Un altro accoltellato nella notte, in una delle zone rosse della movida di Palermo. «Nonostante le cosiddette zone rosse e le promesse del governo, la situazione resta fuori controllo». È il commento del Movimento cinque stelle dopo l’ennesimo episodio di violenza. La scorsa notte, infatti, un uomo è stato accoltellato in via Chiavettieri a Palermo, a pochi giorni dall’omicidio di Paolo Taormina.

Un uomo accoltellato nella notte a Palermo

Secondo i pentastellati, si tratterebbe dell’«ennesima prova che gli interventi messi in campo sono del tutto insufficienti. E che il problema non può essere affrontato con annunci e ordinanze temporanee. Servono presidi permanenti e personale stabile delle forze dell’ordine, non pattuglie a rotazione per fare scena». Così hanno messo nero su bianco i senatori M5s Dolores Bevilacqua e Roberto Scarpinato e i deputati pentastellati Davide Aiello, Valentina D’Orso e Daniela Morfino.

La dinamica dell’aggressione

Stando a quanto emerso finora nel corso delle indagini, un 35enne è stato ferito nel corso della notte appena trascorsa con due coltellate. L’accoltellamento è avvenuto proprio in una via – via Chiavettieri – che rientra in una delle cosiddette zone rosse istituite a Palermo dal prefetto. La vittima è stata colpita, al culmine di una lite, con un fendente dietro al collo e uno al braccio.
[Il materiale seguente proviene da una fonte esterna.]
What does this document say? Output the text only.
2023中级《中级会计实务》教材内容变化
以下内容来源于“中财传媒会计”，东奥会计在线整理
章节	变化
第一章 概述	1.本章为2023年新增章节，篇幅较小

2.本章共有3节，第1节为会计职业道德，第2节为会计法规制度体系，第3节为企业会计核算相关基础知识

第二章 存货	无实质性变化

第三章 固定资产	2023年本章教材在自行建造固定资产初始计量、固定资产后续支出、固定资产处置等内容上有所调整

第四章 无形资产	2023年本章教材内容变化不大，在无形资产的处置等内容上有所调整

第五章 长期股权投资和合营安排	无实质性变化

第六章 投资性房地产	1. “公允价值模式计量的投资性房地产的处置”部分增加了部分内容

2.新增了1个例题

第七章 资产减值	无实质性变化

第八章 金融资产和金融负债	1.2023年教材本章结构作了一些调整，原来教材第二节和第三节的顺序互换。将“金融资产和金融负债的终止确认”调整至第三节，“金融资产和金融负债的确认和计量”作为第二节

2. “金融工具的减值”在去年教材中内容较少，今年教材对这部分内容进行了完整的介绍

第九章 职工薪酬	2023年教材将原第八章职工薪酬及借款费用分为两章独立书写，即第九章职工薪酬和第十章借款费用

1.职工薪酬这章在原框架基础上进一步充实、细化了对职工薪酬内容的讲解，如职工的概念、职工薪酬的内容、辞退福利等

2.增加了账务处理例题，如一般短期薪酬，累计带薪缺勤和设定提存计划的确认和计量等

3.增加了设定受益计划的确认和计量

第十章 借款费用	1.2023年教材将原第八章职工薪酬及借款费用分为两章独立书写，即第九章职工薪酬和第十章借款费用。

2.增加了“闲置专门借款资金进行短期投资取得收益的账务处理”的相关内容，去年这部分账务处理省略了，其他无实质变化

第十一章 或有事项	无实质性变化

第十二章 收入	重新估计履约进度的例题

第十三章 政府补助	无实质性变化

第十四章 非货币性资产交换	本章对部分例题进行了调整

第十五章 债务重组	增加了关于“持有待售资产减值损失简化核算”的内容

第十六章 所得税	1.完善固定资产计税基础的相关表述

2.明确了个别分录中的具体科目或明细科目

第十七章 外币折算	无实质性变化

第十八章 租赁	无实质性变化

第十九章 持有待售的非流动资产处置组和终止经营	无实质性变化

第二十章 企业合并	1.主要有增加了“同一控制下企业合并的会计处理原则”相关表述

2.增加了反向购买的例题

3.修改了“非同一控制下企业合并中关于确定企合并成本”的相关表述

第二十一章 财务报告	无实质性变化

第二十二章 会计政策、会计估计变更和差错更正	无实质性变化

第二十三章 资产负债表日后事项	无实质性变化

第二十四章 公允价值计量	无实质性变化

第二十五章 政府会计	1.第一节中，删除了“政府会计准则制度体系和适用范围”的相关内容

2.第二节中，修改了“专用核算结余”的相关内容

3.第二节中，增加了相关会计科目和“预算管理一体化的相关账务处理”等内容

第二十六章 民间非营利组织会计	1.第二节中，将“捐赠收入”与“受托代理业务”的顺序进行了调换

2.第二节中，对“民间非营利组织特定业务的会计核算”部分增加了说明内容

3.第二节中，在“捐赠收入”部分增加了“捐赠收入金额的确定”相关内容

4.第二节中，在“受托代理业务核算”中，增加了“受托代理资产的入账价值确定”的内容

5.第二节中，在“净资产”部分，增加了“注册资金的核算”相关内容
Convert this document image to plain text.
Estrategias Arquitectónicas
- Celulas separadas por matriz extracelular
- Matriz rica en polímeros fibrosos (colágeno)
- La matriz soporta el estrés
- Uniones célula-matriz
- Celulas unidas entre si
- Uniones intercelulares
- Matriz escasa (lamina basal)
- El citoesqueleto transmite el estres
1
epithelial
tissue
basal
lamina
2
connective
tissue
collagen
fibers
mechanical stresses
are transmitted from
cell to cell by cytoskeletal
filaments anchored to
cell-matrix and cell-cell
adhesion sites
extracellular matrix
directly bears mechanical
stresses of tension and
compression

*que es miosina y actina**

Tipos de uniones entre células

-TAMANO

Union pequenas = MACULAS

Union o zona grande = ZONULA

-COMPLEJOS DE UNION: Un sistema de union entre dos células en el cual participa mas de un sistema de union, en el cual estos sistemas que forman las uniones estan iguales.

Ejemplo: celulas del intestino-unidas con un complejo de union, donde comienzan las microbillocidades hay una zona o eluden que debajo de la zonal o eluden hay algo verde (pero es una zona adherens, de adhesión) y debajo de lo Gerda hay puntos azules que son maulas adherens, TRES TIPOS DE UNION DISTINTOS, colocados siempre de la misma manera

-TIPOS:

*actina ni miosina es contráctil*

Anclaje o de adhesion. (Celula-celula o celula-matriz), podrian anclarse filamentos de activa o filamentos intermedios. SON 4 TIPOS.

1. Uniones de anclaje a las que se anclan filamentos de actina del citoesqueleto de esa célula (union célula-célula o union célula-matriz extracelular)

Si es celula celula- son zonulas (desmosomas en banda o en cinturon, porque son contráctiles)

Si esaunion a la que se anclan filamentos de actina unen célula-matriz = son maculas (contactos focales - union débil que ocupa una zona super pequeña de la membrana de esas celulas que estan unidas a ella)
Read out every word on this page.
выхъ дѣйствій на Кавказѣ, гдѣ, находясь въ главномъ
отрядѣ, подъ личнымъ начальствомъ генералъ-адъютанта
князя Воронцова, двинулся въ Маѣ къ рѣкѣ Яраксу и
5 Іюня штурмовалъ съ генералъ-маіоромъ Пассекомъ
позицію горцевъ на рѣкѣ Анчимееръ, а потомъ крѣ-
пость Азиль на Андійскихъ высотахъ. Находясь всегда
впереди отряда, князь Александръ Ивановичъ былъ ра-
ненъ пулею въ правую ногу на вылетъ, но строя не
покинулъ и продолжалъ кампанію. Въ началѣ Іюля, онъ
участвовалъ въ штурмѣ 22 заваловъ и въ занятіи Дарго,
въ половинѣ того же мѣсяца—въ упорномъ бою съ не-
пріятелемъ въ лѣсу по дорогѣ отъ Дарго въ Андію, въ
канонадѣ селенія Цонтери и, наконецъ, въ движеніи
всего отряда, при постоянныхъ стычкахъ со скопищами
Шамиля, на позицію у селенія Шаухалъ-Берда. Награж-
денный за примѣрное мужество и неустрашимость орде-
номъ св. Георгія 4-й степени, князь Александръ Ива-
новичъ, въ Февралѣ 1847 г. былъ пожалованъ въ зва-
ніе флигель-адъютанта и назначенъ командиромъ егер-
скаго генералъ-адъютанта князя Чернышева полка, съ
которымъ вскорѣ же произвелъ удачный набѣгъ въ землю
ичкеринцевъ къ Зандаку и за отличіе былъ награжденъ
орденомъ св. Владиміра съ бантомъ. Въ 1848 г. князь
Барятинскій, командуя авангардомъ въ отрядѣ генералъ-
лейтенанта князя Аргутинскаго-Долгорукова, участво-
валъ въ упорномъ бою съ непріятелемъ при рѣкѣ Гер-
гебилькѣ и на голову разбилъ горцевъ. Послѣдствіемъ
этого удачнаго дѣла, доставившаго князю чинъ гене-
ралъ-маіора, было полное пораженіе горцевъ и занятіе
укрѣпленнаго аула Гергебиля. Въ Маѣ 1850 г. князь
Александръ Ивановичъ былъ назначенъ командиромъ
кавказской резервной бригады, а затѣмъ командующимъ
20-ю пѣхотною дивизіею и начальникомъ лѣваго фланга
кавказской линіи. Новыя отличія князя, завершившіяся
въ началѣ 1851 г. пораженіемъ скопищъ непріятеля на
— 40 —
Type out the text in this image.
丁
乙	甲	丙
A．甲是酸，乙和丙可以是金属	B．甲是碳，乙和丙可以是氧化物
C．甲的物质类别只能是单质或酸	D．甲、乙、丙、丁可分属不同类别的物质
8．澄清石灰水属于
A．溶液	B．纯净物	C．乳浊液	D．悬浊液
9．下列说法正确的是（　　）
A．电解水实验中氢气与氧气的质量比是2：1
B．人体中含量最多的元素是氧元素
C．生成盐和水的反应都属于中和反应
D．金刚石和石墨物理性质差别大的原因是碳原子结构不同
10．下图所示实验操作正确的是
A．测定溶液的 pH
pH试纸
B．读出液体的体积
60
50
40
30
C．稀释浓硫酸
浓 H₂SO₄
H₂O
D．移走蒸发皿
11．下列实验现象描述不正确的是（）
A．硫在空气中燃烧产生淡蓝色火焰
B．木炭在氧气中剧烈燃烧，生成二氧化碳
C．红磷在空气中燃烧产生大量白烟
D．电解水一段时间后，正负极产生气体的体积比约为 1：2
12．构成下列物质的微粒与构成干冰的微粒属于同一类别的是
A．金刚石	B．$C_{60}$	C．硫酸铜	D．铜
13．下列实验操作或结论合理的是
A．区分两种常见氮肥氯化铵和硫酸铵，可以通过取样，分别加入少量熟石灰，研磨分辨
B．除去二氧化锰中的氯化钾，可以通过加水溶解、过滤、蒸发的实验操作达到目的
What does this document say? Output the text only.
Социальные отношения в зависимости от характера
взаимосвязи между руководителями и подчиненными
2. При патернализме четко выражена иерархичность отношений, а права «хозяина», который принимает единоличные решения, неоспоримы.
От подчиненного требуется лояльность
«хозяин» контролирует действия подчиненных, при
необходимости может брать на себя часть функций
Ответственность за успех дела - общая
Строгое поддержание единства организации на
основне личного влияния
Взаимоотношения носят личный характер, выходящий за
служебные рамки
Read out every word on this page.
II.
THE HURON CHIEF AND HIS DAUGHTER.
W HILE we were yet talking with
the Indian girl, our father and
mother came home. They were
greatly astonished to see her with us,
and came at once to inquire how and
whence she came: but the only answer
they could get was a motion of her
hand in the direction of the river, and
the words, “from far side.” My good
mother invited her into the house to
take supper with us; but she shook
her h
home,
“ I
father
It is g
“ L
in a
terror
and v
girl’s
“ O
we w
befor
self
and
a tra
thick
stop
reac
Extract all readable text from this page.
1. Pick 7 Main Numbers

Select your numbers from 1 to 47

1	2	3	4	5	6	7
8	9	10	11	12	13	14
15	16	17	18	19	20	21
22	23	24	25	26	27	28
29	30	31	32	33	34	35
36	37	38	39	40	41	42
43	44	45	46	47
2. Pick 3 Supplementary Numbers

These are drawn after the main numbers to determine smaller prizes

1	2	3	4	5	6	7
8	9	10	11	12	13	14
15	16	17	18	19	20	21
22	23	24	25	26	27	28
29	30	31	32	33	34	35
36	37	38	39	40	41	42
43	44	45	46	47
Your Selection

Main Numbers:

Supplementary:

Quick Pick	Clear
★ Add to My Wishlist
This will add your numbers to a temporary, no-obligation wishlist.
Sul posto sono intervenuti gli operatori sanitari del 118 che hanno trasportato l’uomo all’ospedale di Villa Sofia a bordo di una ambulanza. Il 35enne non sarebbe in pericolo di vita. Sarebbe già stato identificato l’aggressore: sarebbe un coetaneo della vittima. Intanto, continuano le indagini dei poliziotti per ricostruire l’esatta dinamica della vicenda.

«Svuotare il mare con un cucchiaino»

«Qualche giorno fa – aggiungono – illustrando un’interrogazione al Senato e un’interpellanza urgente alla Camera, abbiamo ricordato al ministro Matteo Piantedosi che i numeri parlano chiaro. Gli organici delle forze di polizia restano insufficienti, perché le nuove assunzioni non bastano neppure a coprire i pensionamenti. E, infatti, dal 2023 al 2024 – continuano – il numero di agenti in servizio in Italia è diminuito, come dimostrano i documenti pubblici del Viminale. Mandare 24 agenti in più in una città come Palermo è come voler svuotare il mare con un cucchiaino».

«La verità è che manca una strategia nazionale sulla sicurezza urbana, che affronti le cause sociali e strutturali della violenza e restituisca fiducia ai cittadini. La città – sottolineano dal Movimento cinque stelle – chiede una presenza reale dello Stato. Non passerelle istituzionali. Finché il governo continuerà a rispondere con propaganda e misure spot – concludono i pentastellati – episodi come quello di stanotte continueranno a ripetersi. E la paura crescerà nelle nostre strade».